The hydraulic power for the steering is provided by a rotary-vane pump (see diagram below). This pump is driven by the car’s engine via a belt and pulley. It contains a set of retractable vanes that spin inside an oval chamber.
In automobiles, power steering (also power assisted steering (PAS) or steering assist system) helps drivers steer by augmenting steering effort of the steering wheel.
Hydraulic or electric actuators add controlled energy to the steering mechanism, so the driver can provide less effort to turn the steered wheels when driving at typical speeds, and reduce considerably the physical effort necessary to turn the wheels when a vehicle is stopped or moving slowly. Power steering can also be engineered to provide some artificial feedback of forces acting on the steered wheels.

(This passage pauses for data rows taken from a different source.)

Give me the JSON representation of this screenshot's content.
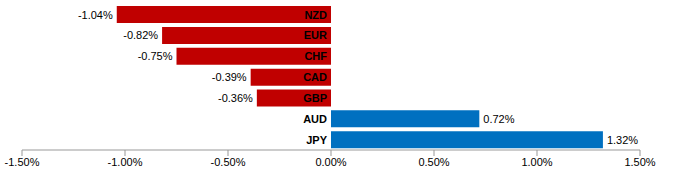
{
  "chart_data": {
    "type": "bar",
    "orientation": "horizontal",
    "categories": [
      "NZD",
      "EUR",
      "CHF",
      "CAD",
      "GBP",
      "AUD",
      "JPY"
    ],
    "values": [
      -1.04,
      -0.82,
      -0.75,
      -0.39,
      -0.36,
      0.72,
      1.32
    ],
    "value_labels": [
      "-1.04%",
      "-0.82%",
      "-0.75%",
      "-0.39%",
      "-0.36%",
      "0.72%",
      "1.32%"
    ],
    "colors": [
      "#c00000",
      "#c00000",
      "#c00000",
      "#c00000",
      "#c00000",
      "#0070c0",
      "#0070c0"
    ],
    "xlim": [
      -1.5,
      1.5
    ],
    "xticks": [
      {
        "value": -1.5,
        "label": "-1.50%"
      },
      {
        "value": -1,
        "label": "-1.00%"
      },
      {
        "value": -0.5,
        "label": "-0.50%"
      },
      {
        "value": 0,
        "label": "0.00%"
      },
      {
        "value": 0.5,
        "label": "0.50%"
      },
      {
        "value": 1,
        "label": "1.00%"
      },
      {
        "value": 1.5,
        "label": "1.50%"
      }
    ],
    "data_labels": true,
    "grid": false
  }
}
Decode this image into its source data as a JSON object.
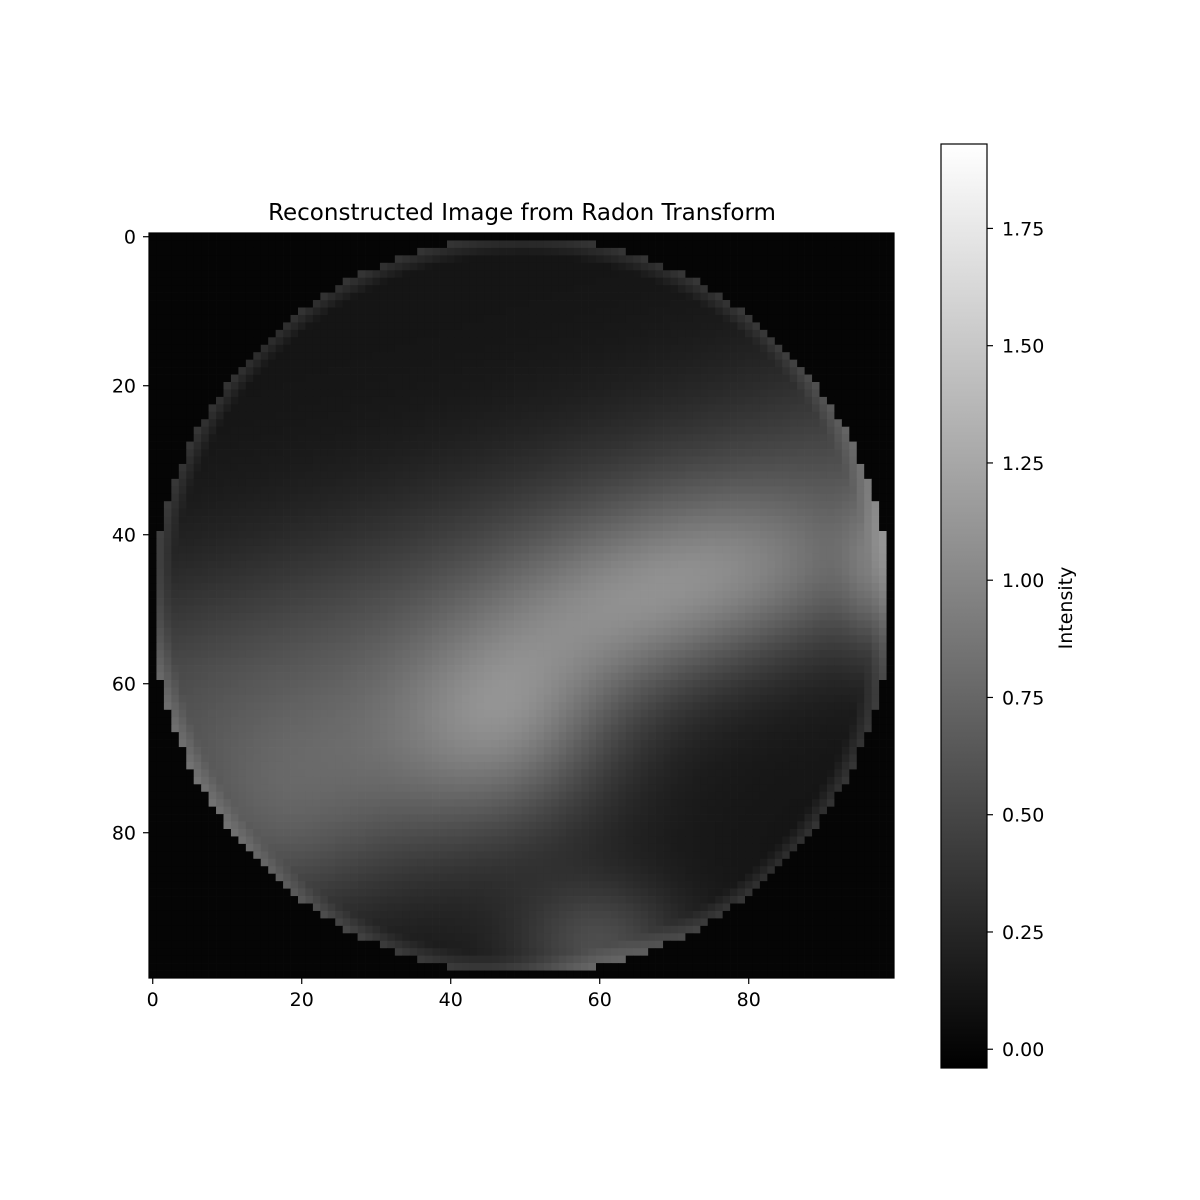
{
  "chart_data": {
    "type": "heatmap",
    "title": "Reconstructed Image from Radon Transform",
    "xlabel": "",
    "ylabel": "",
    "image_size": [
      100,
      100
    ],
    "x_ticks": [
      0,
      20,
      40,
      60,
      80
    ],
    "y_ticks": [
      0,
      20,
      40,
      60,
      80
    ],
    "xlim": [
      -0.5,
      99.5
    ],
    "ylim": [
      99.5,
      -0.5
    ],
    "colormap": "gray",
    "grid": false,
    "colorbar": {
      "label": "Intensity",
      "vmin": -0.04,
      "vmax": 1.93,
      "ticks": [
        0.0,
        0.25,
        0.5,
        0.75,
        1.0,
        1.25,
        1.5,
        1.75
      ],
      "tick_labels": [
        "0.00",
        "0.25",
        "0.50",
        "0.75",
        "1.00",
        "1.25",
        "1.50",
        "1.75"
      ]
    },
    "mask": {
      "type": "circle",
      "center": [
        49.5,
        49.5
      ],
      "radius": 49.5,
      "outside_value": 0.0
    },
    "background_value": 0.12,
    "blobs": [
      {
        "cx": 35,
        "cy": 72,
        "sx": 16,
        "sy": 11,
        "amp": 0.42
      },
      {
        "cx": 48,
        "cy": 64,
        "sx": 10,
        "sy": 9,
        "amp": 0.5
      },
      {
        "cx": 62,
        "cy": 52,
        "sx": 12,
        "sy": 8,
        "amp": 0.4
      },
      {
        "cx": 80,
        "cy": 45,
        "sx": 14,
        "sy": 8,
        "amp": 0.48
      },
      {
        "cx": 60,
        "cy": 95,
        "sx": 8,
        "sy": 6,
        "amp": 0.42
      },
      {
        "cx": 15,
        "cy": 80,
        "sx": 10,
        "sy": 10,
        "amp": 0.3
      },
      {
        "cx": 97,
        "cy": 45,
        "sx": 3,
        "sy": 8,
        "amp": 0.35
      }
    ],
    "bright_band": {
      "slope": -0.33,
      "intercept": 63,
      "half_width": 13,
      "amp": 0.38
    }
  }
}
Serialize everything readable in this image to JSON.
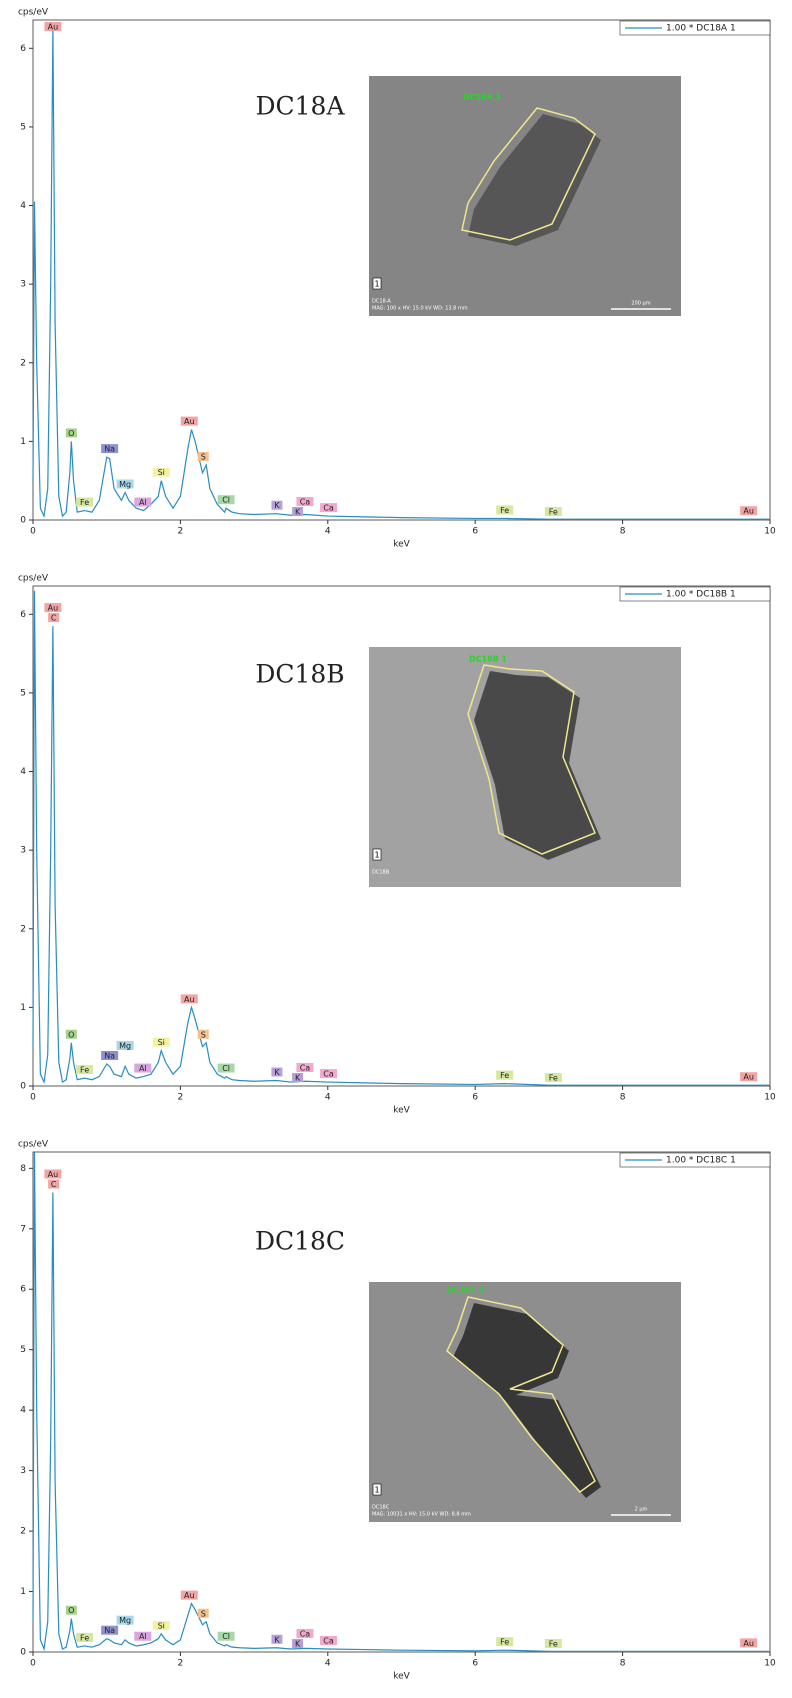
{
  "chart_data": [
    {
      "type": "line",
      "x_label": "keV",
      "y_label": "cps/eV",
      "x": [
        0,
        0.02,
        0.05,
        0.1,
        0.15,
        0.2,
        0.24,
        0.27,
        0.3,
        0.35,
        0.4,
        0.45,
        0.5,
        0.52,
        0.55,
        0.6,
        0.7,
        0.8,
        0.9,
        1.0,
        1.04,
        1.1,
        1.2,
        1.25,
        1.3,
        1.4,
        1.5,
        1.6,
        1.7,
        1.74,
        1.8,
        1.9,
        2.0,
        2.1,
        2.15,
        2.2,
        2.3,
        2.35,
        2.4,
        2.5,
        2.6,
        2.62,
        2.7,
        2.8,
        3.0,
        3.3,
        3.5,
        3.7,
        4.0,
        4.5,
        5,
        6,
        6.4,
        7,
        8,
        9,
        9.7,
        10
      ],
      "series": [
        {
          "name": "1.00 * DC18A 1",
          "color": "#2a8cc0",
          "values": [
            0.5,
            4.05,
            2.0,
            0.15,
            0.05,
            0.4,
            3,
            6.25,
            2.5,
            0.3,
            0.05,
            0.1,
            0.6,
            1.0,
            0.5,
            0.1,
            0.12,
            0.1,
            0.25,
            0.8,
            0.78,
            0.4,
            0.25,
            0.35,
            0.25,
            0.15,
            0.12,
            0.2,
            0.3,
            0.5,
            0.3,
            0.15,
            0.3,
            0.9,
            1.15,
            1.0,
            0.6,
            0.7,
            0.4,
            0.2,
            0.1,
            0.15,
            0.1,
            0.08,
            0.07,
            0.08,
            0.06,
            0.07,
            0.05,
            0.04,
            0.03,
            0.02,
            0.02,
            0.01,
            0.01,
            0.01,
            0.01,
            0.01
          ]
        }
      ],
      "xlim": [
        0,
        10
      ],
      "ylim": [
        0,
        6.36
      ],
      "xticks": [
        0,
        2,
        4,
        6,
        8,
        10
      ],
      "yticks": [
        0,
        1,
        2,
        3,
        4,
        5,
        6
      ],
      "legend": "upper right",
      "annotations": [
        {
          "text": "Au",
          "x": 0.27
        },
        {
          "text": "O",
          "x": 0.52
        },
        {
          "text": "Fe",
          "x": 0.7
        },
        {
          "text": "Na",
          "x": 1.04
        },
        {
          "text": "Mg",
          "x": 1.25
        },
        {
          "text": "Al",
          "x": 1.49
        },
        {
          "text": "Si",
          "x": 1.74
        },
        {
          "text": "Au",
          "x": 2.12
        },
        {
          "text": "S",
          "x": 2.31
        },
        {
          "text": "Cl",
          "x": 2.62
        },
        {
          "text": "K",
          "x": 3.31
        },
        {
          "text": "K",
          "x": 3.59
        },
        {
          "text": "Ca",
          "x": 3.69
        },
        {
          "text": "Ca",
          "x": 4.01
        },
        {
          "text": "Fe",
          "x": 6.4
        },
        {
          "text": "Fe",
          "x": 7.06
        },
        {
          "text": "Au",
          "x": 9.71
        }
      ],
      "label_colors": {
        "Au": "#f2a3a3",
        "C": "#f2a3a3",
        "O": "#a6d38a",
        "Fe": "#d6e8a0",
        "Na": "#8e90d0",
        "Mg": "#a6d8ea",
        "Al": "#d9a6e0",
        "Si": "#f2f2a0",
        "S": "#f4c08e",
        "Cl": "#a8d8a8",
        "K": "#b7a0d8",
        "Ca": "#f3a8cf"
      },
      "inset": {
        "label": "DC18A",
        "region": "DC18A 1",
        "marker": "1",
        "info": [
          "DC18-A",
          "MAG: 100 x  HV: 15.0 kV  WD: 13.8 mm"
        ],
        "scale": "200 µm"
      }
    },
    {
      "type": "line",
      "x_label": "keV",
      "y_label": "cps/eV",
      "x": [
        0,
        0.02,
        0.05,
        0.1,
        0.15,
        0.2,
        0.24,
        0.27,
        0.3,
        0.35,
        0.4,
        0.45,
        0.5,
        0.52,
        0.55,
        0.6,
        0.7,
        0.8,
        0.9,
        1.0,
        1.04,
        1.1,
        1.2,
        1.25,
        1.3,
        1.4,
        1.5,
        1.6,
        1.7,
        1.74,
        1.8,
        1.9,
        2.0,
        2.1,
        2.15,
        2.2,
        2.3,
        2.35,
        2.4,
        2.5,
        2.6,
        2.62,
        2.7,
        2.8,
        3.0,
        3.3,
        3.5,
        3.7,
        4.0,
        4.5,
        5,
        6,
        6.4,
        7,
        8,
        9,
        9.7,
        10
      ],
      "series": [
        {
          "name": "1.00 * DC18B 1",
          "color": "#2a8cc0",
          "values": [
            0.5,
            6.3,
            3.0,
            0.15,
            0.05,
            0.4,
            3,
            5.85,
            2.3,
            0.3,
            0.05,
            0.08,
            0.35,
            0.55,
            0.3,
            0.08,
            0.1,
            0.08,
            0.12,
            0.28,
            0.25,
            0.15,
            0.12,
            0.25,
            0.15,
            0.1,
            0.12,
            0.15,
            0.3,
            0.45,
            0.3,
            0.15,
            0.25,
            0.8,
            1.0,
            0.85,
            0.5,
            0.55,
            0.3,
            0.15,
            0.1,
            0.12,
            0.08,
            0.07,
            0.06,
            0.07,
            0.05,
            0.06,
            0.05,
            0.04,
            0.03,
            0.02,
            0.03,
            0.01,
            0.01,
            0.01,
            0.01,
            0.01
          ]
        }
      ],
      "xlim": [
        0,
        10
      ],
      "ylim": [
        0,
        6.36
      ],
      "xticks": [
        0,
        2,
        4,
        6,
        8,
        10
      ],
      "yticks": [
        0,
        1,
        2,
        3,
        4,
        5,
        6
      ],
      "legend": "upper right",
      "annotations": [
        {
          "text": "C",
          "x": 0.28
        },
        {
          "text": "Au",
          "x": 0.27
        },
        {
          "text": "O",
          "x": 0.52
        },
        {
          "text": "Fe",
          "x": 0.7
        },
        {
          "text": "Na",
          "x": 1.04
        },
        {
          "text": "Mg",
          "x": 1.25
        },
        {
          "text": "Al",
          "x": 1.49
        },
        {
          "text": "Si",
          "x": 1.74
        },
        {
          "text": "Au",
          "x": 2.12
        },
        {
          "text": "S",
          "x": 2.31
        },
        {
          "text": "Cl",
          "x": 2.62
        },
        {
          "text": "K",
          "x": 3.31
        },
        {
          "text": "K",
          "x": 3.59
        },
        {
          "text": "Ca",
          "x": 3.69
        },
        {
          "text": "Ca",
          "x": 4.01
        },
        {
          "text": "Fe",
          "x": 6.4
        },
        {
          "text": "Fe",
          "x": 7.06
        },
        {
          "text": "Au",
          "x": 9.71
        }
      ],
      "label_colors": {
        "Au": "#f2a3a3",
        "C": "#f2a3a3",
        "O": "#a6d38a",
        "Fe": "#d6e8a0",
        "Na": "#8e90d0",
        "Mg": "#a6d8ea",
        "Al": "#d9a6e0",
        "Si": "#f2f2a0",
        "S": "#f4c08e",
        "Cl": "#a8d8a8",
        "K": "#b7a0d8",
        "Ca": "#f3a8cf"
      },
      "inset": {
        "label": "DC18B",
        "region": "DC18B 1",
        "marker": "1",
        "info": [
          "DC18B"
        ]
      }
    },
    {
      "type": "line",
      "x_label": "keV",
      "y_label": "cps/eV",
      "x": [
        0,
        0.02,
        0.05,
        0.1,
        0.15,
        0.2,
        0.24,
        0.27,
        0.3,
        0.35,
        0.4,
        0.45,
        0.5,
        0.52,
        0.55,
        0.6,
        0.7,
        0.8,
        0.9,
        1.0,
        1.04,
        1.1,
        1.2,
        1.25,
        1.3,
        1.4,
        1.5,
        1.6,
        1.7,
        1.74,
        1.8,
        1.9,
        2.0,
        2.1,
        2.15,
        2.2,
        2.3,
        2.35,
        2.4,
        2.5,
        2.6,
        2.62,
        2.7,
        2.8,
        3.0,
        3.3,
        3.5,
        3.7,
        4.0,
        4.5,
        5,
        6,
        6.4,
        7,
        8,
        9,
        9.7,
        10
      ],
      "series": [
        {
          "name": "1.00 * DC18C 1",
          "color": "#2a8cc0",
          "values": [
            0.5,
            8.27,
            4,
            0.2,
            0.05,
            0.5,
            3.5,
            7.6,
            2.8,
            0.3,
            0.05,
            0.08,
            0.35,
            0.55,
            0.3,
            0.08,
            0.1,
            0.08,
            0.12,
            0.22,
            0.2,
            0.15,
            0.12,
            0.2,
            0.15,
            0.1,
            0.12,
            0.15,
            0.22,
            0.3,
            0.2,
            0.12,
            0.2,
            0.6,
            0.8,
            0.7,
            0.45,
            0.5,
            0.3,
            0.15,
            0.1,
            0.12,
            0.08,
            0.07,
            0.06,
            0.07,
            0.05,
            0.06,
            0.05,
            0.04,
            0.03,
            0.02,
            0.03,
            0.01,
            0.01,
            0.01,
            0.01,
            0.01
          ]
        }
      ],
      "xlim": [
        0,
        10
      ],
      "ylim": [
        0,
        8.27
      ],
      "xticks": [
        0,
        2,
        4,
        6,
        8,
        10
      ],
      "yticks": [
        0,
        1,
        2,
        3,
        4,
        5,
        6,
        7,
        8
      ],
      "legend": "upper right",
      "annotations": [
        {
          "text": "C",
          "x": 0.28
        },
        {
          "text": "Au",
          "x": 0.27
        },
        {
          "text": "O",
          "x": 0.52
        },
        {
          "text": "Fe",
          "x": 0.7
        },
        {
          "text": "Na",
          "x": 1.04
        },
        {
          "text": "Mg",
          "x": 1.25
        },
        {
          "text": "Al",
          "x": 1.49
        },
        {
          "text": "Si",
          "x": 1.74
        },
        {
          "text": "Au",
          "x": 2.12
        },
        {
          "text": "S",
          "x": 2.31
        },
        {
          "text": "Cl",
          "x": 2.62
        },
        {
          "text": "K",
          "x": 3.31
        },
        {
          "text": "K",
          "x": 3.59
        },
        {
          "text": "Ca",
          "x": 3.69
        },
        {
          "text": "Ca",
          "x": 4.01
        },
        {
          "text": "Fe",
          "x": 6.4
        },
        {
          "text": "Fe",
          "x": 7.06
        },
        {
          "text": "Au",
          "x": 9.71
        }
      ],
      "label_colors": {
        "Au": "#f2a3a3",
        "C": "#f2a3a3",
        "O": "#a6d38a",
        "Fe": "#d6e8a0",
        "Na": "#8e90d0",
        "Mg": "#a6d8ea",
        "Al": "#d9a6e0",
        "Si": "#f2f2a0",
        "S": "#f4c08e",
        "Cl": "#a8d8a8",
        "K": "#b7a0d8",
        "Ca": "#f3a8cf"
      },
      "inset": {
        "label": "DC18C",
        "region": "DC18C 1",
        "marker": "1",
        "info": [
          "DC18C",
          "MAG: 10031 x  HV: 15.0 kV  WD: 8.8 mm"
        ],
        "scale": "2 µm"
      }
    }
  ]
}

Representative power steering systems for cars augment steering effort via an actuator, a hydraulic cylinder that is part of a servo system. These systems have a direct mechanical connection between the steering wheel and the linkage that steers the wheels. This means that power-steering system failure (to augment effort) still permits the vehicle to be steered using manual effort alone.
Other power steering systems (such as those in the largest off-road construction vehicles) have no direct mechanical connection to the steering linkage; they require electrical power. Systems of this kind, with no mechanical connection, are sometimes called “drive by wire ” or “steer by wire”, by analogy with aviation’s “fly-by-wire “. In this context, “wire” refers to electrical cables that carry power and data, not thin-wire-rope mechanical control cables.
In other power steering systems, electric motors provide the assistance instead of hydraulic systems. As with hydraulic types, power to the actuator (motor, in this case) is controlled by the rest of the power-steering system.
Some construction vehicles have a two-part frame with a rugged hinge in the middle; this hinge allows the front and rear axles to become non-parallel to steer the vehicle. Opposing hydraulic cylinders move the halves of the frame relative to each other to steer.
Most new vehicles now have power steering, owing to the trends toward front wheel drive, greater vehicle mass, and wider tires, which all increase the required steering effort. Heavier vehicles, as are common in some countries, would be extremely difficult to maneuver at low speeds, while vehicles of lighter weight may not need power assisted steering at all.
Hydraulic power steering systems work by using a hydraulic system to multiply force applied to the steering wheel inputs to the vehicle’s steered (usually front) road wheels.  The hydraulic pressure typically comes from a gerotor or rotary vane pump driven by the vehicle’s engine. A double-acting hydraulic cylinder applies a force to the steering gear, which in turn steers the roadwheels. The steering wheel operates valves to control flow to the cylinder. The more torque the driver applies to the steering wheel and column, the more fluid the valves allow through to the cylinder, and so the more force is applied to steer the wheels.
One design for measuring the torque applied to the steering wheel has a torque sensor – a torsion bar at the lower end of the steering column. As the steering wheel rotates, so does the steering column, as well as the upper end of the torsion bar. Since the torsion bar is relatively thin and flexible, and the bottom end usually resists being rotated, the bar will twist by an amount proportional to the applied torque. The difference in position between the opposite ends of the torsion bar controls a valve. The valve allows fluid to flow to the cylinder which provides steering assistance; the greater the “twist” of the torsion bar, the greater the force.
Since the hydraulic pumps are positive-displacement type, the flow rate they deliver is directly proportional to the speed of the engine. This means that at high engine speeds the steering would naturally operate faster than at low engine speeds. Because this would be undesirable, a restricting orifice and flow-control valve direct some of the pump’s output back to the hydraulic reservoir at high engine speeds. A pressure relief valve prevents a dangerous build-up of pressure when the hydraulic cylinder’s piston reaches the end of its stroke.
The steering booster is arranged so that should the booster fail, the steering will continue to work (although the wheel will feel heavier). Loss of power steering can significantly affect the handling of a vehicle. Each vehicle owner’s manual gives instructions for inspection of fluid levels and regular maintenance of the power steering system.
The working liquid, also called “hydraulic fluid” or “oil”, is the medium by which pressure is transmitted. Common working liquids are based on
mineral oil .
Some modern systems also include an electronic control valve to reduce the hydraulic supply pressure as the vehicle’s speed increases; this is variable-assist power steering.